1740-08-20, de Voltaire [François Marie Arouet] à Jean Baptiste Simon Sauvé.

Il y a longtemps mon cher monsieur qu'une parfaitte estime m'a rendu votre amy.
Cette amitié est bien fortifiée par votre lettre. Vous pensez aussi bien en prose qu'en vers, et je feray certainement usage des réflexions que vous avez bien voulu me communiquer. J'espère toujours que quand le plus aimable roy de l'univers sera un peu fixé dans sa capitale, il mettra la tragédie et la comédie française au nombre des baux arts qu'il fera fleurir. Il n'en protège aucun qu'il ne connaisse. Il est juge éclairé du mérite en tout genre. Je crois que je ne pourais jamais mieux le servir qu'en luy procurant un homme d'esprit et de talents, aussi estimable par son caractère que par ses ouvrages, et seul capable peut être de rendre à son art l'honneur et la considération que cet art mérite. Berlin va devenir Athenes, je crois que le roy pensera comme les Pericles et les autres atheniens qui honoroient [le th]éâtre et ceux qui s'y adonnoient et qui n'étoient point a[ss]ez sots pour ne pas attacher une juste estime à l'art de bien parler en public.

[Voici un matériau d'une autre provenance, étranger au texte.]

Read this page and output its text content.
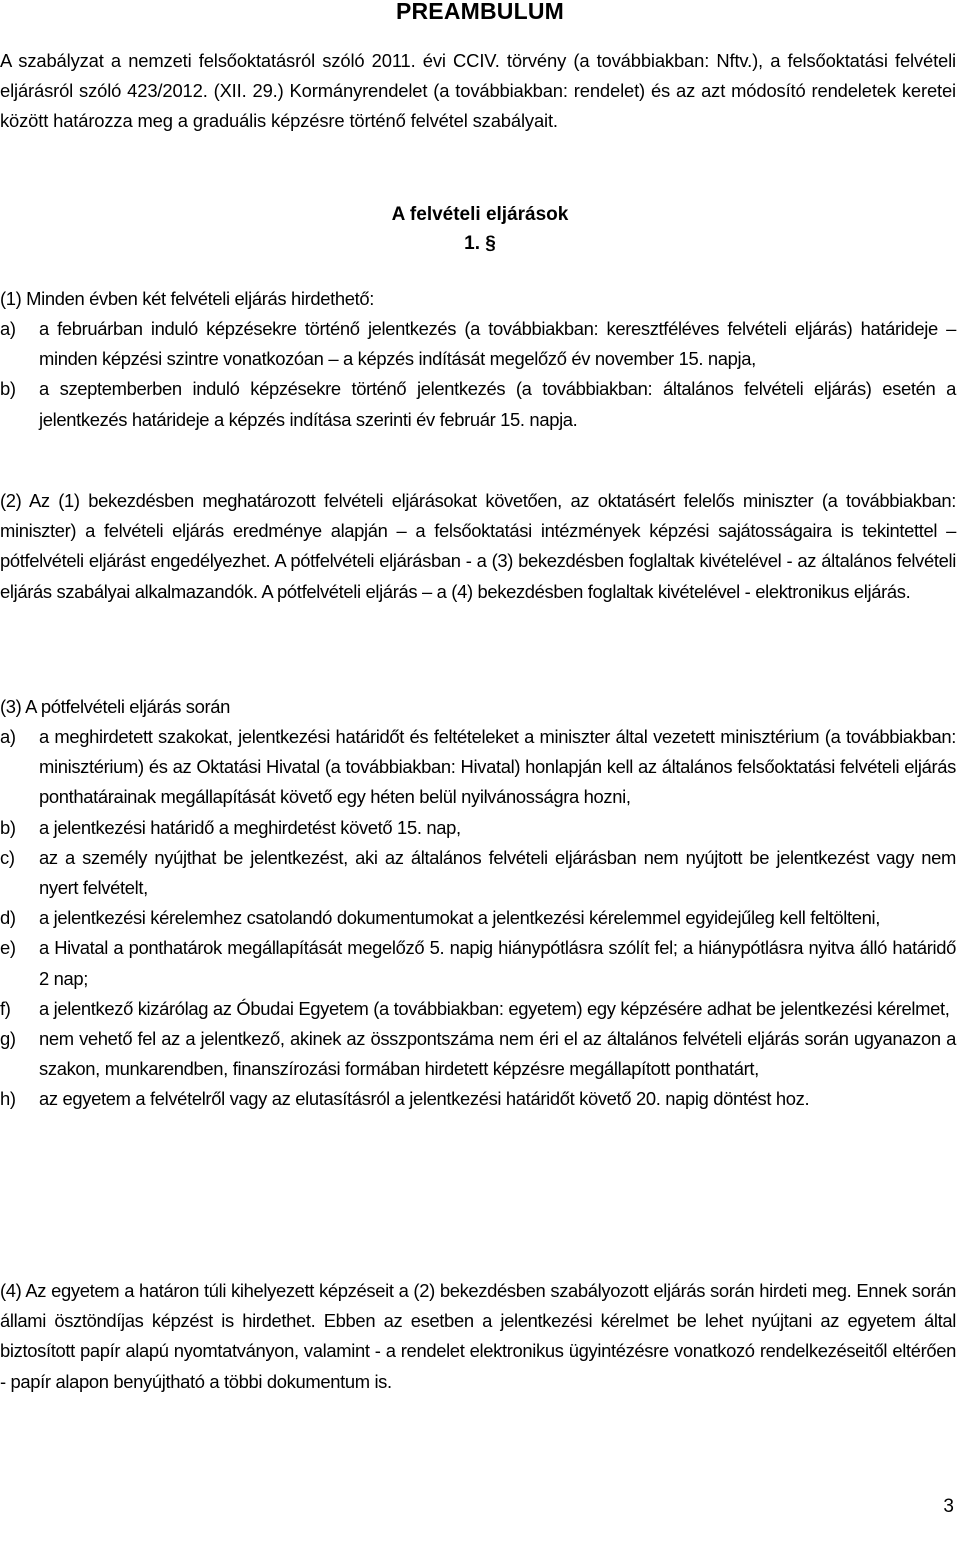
PREAMBULUM

A szabályzat a nemzeti felsőoktatásról szóló 2011. évi CCIV. törvény (a továbbiakban: Nftv.), a felsőoktatási felvételi eljárásról szóló 423/2012. (XII. 29.) Kormányrendelet (a továbbiakban: rendelet) és az azt módosító rendeletek keretei között határozza meg a graduális képzésre történő felvétel szabályait.

A felvételi eljárások
1. §

(1) Minden évben két felvételi eljárás hirdethető:

a)	a februárban induló képzésekre történő jelentkezés (a továbbiakban: keresztféléves felvételi eljárás) határideje – minden képzési szintre vonatkozóan – a képzés indítását megelőző év november 15. napja,
b)	a szeptemberben induló képzésekre történő jelentkezés (a továbbiakban: általános felvételi eljárás) esetén a jelentkezés határideje a képzés indítása szerinti év február 15. napja.

(2) Az (1) bekezdésben meghatározott felvételi eljárásokat követően, az oktatásért felelős miniszter (a továbbiakban: miniszter) a felvételi eljárás eredménye alapján – a felsőoktatási intézmények képzési sajátosságaira is tekintettel – pótfelvételi eljárást engedélyezhet. A pótfelvételi eljárásban - a (3) bekezdésben foglaltak kivételével - az általános felvételi eljárás szabályai alkalmazandók. A pótfelvételi eljárás – a (4) bekezdésben foglaltak kivételével - elektronikus eljárás.

(3) A pótfelvételi eljárás során

a)	a meghirdetett szakokat, jelentkezési határidőt és feltételeket a miniszter által vezetett minisztérium (a továbbiakban: minisztérium) és az Oktatási Hivatal (a továbbiakban: Hivatal) honlapján kell az általános felsőoktatási felvételi eljárás ponthatárainak megállapítását követő egy héten belül nyilvánosságra hozni,
b)	a jelentkezési határidő a meghirdetést követő 15. nap,
c)	az a személy nyújthat be jelentkezést, aki az általános felvételi eljárásban nem nyújtott be jelentkezést vagy nem nyert felvételt,
d)	a jelentkezési kérelemhez csatolandó dokumentumokat a jelentkezési kérelemmel egyidejűleg kell feltölteni,
e)	a Hivatal a ponthatárok megállapítását megelőző 5. napig hiánypótlásra szólít fel; a hiánypótlásra nyitva álló határidő 2 nap;
f)	a jelentkező kizárólag az Óbudai Egyetem (a továbbiakban: egyetem) egy képzésére adhat be jelentkezési kérelmet,
g)	nem vehető fel az a jelentkező, akinek az összpontszáma nem éri el az általános felvételi eljárás során ugyanazon a szakon, munkarendben, finanszírozási formában hirdetett képzésre megállapított ponthatárt,
h)	az egyetem a felvételről vagy az elutasításról a jelentkezési határidőt követő 20. napig döntést hoz.

(4) Az egyetem a határon túli kihelyezett képzéseit a (2) bekezdésben szabályozott eljárás során hirdeti meg. Ennek során állami ösztöndíjas képzést is hirdethet. Ebben az esetben a jelentkezési kérelmet be lehet nyújtani az egyetem által biztosított papír alapú nyomtatványon, valamint - a rendelet elektronikus ügyintézésre vonatkozó rendelkezéseitől eltérően - papír alapon benyújtható a többi dokumentum is.

3
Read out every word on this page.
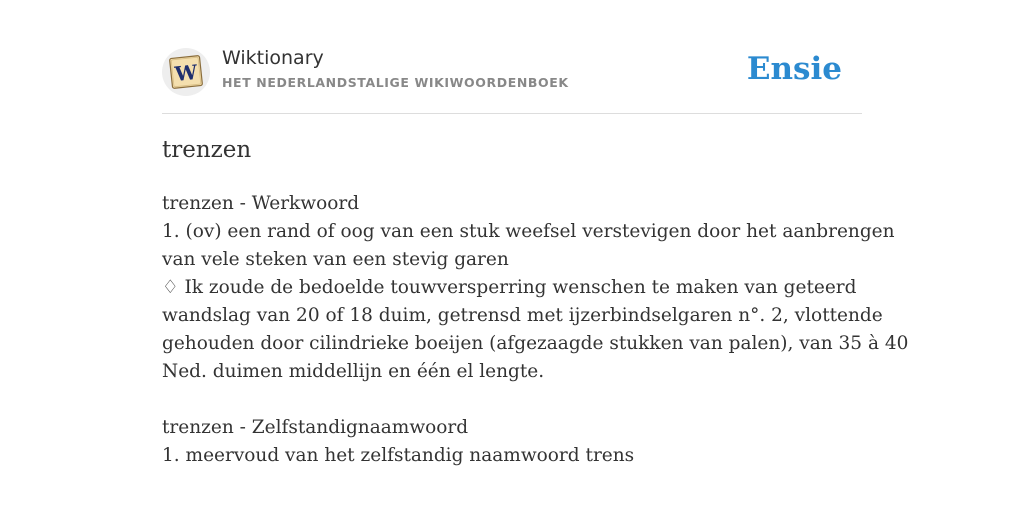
W
Wiktionary
HET NEDERLANDSTALIGE WIKIWOORDENBOEK	Ensie
trenzen
trenzen - Werkwoord
1. (ov) een rand of oog van een stuk weefsel verstevigen door het aanbrengen
van vele steken van een stevig garen
♢ Ik zoude de bedoelde touwversperring wenschen te maken van geteerd
wandslag van 20 of 18 duim, getrensd met ijzerbindselgaren n°. 2, vlottende
gehouden door cilindrieke boeijen (afgezaagde stukken van palen), van 35 à 40
Ned. duimen middellijn en één el lengte.
trenzen - Zelfstandignaamwoord
1. meervoud van het zelfstandig naamwoord trens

Si je suis assez heureux pour procurer à sa majesté un homme tel que vous, je suis très sûr qu'il ne vous considérera pas seulement comme le chef d'une société destinée au plaisir, mais comme un auteur et comme un homme digne de ses attentions.

Si les choses prennent un autre tour, si l'amour de votre patrie vous empêche d'aller à la cour d'un roy que tous les gens de lettres veulent servir, ou si quelqu'un luy donne une autre idée, ou s'il n'a point de spectacle, je féliciteray la France de vous garder. Je me flatte que j'auray bientôt le plaisir de vous entendre à Lisle.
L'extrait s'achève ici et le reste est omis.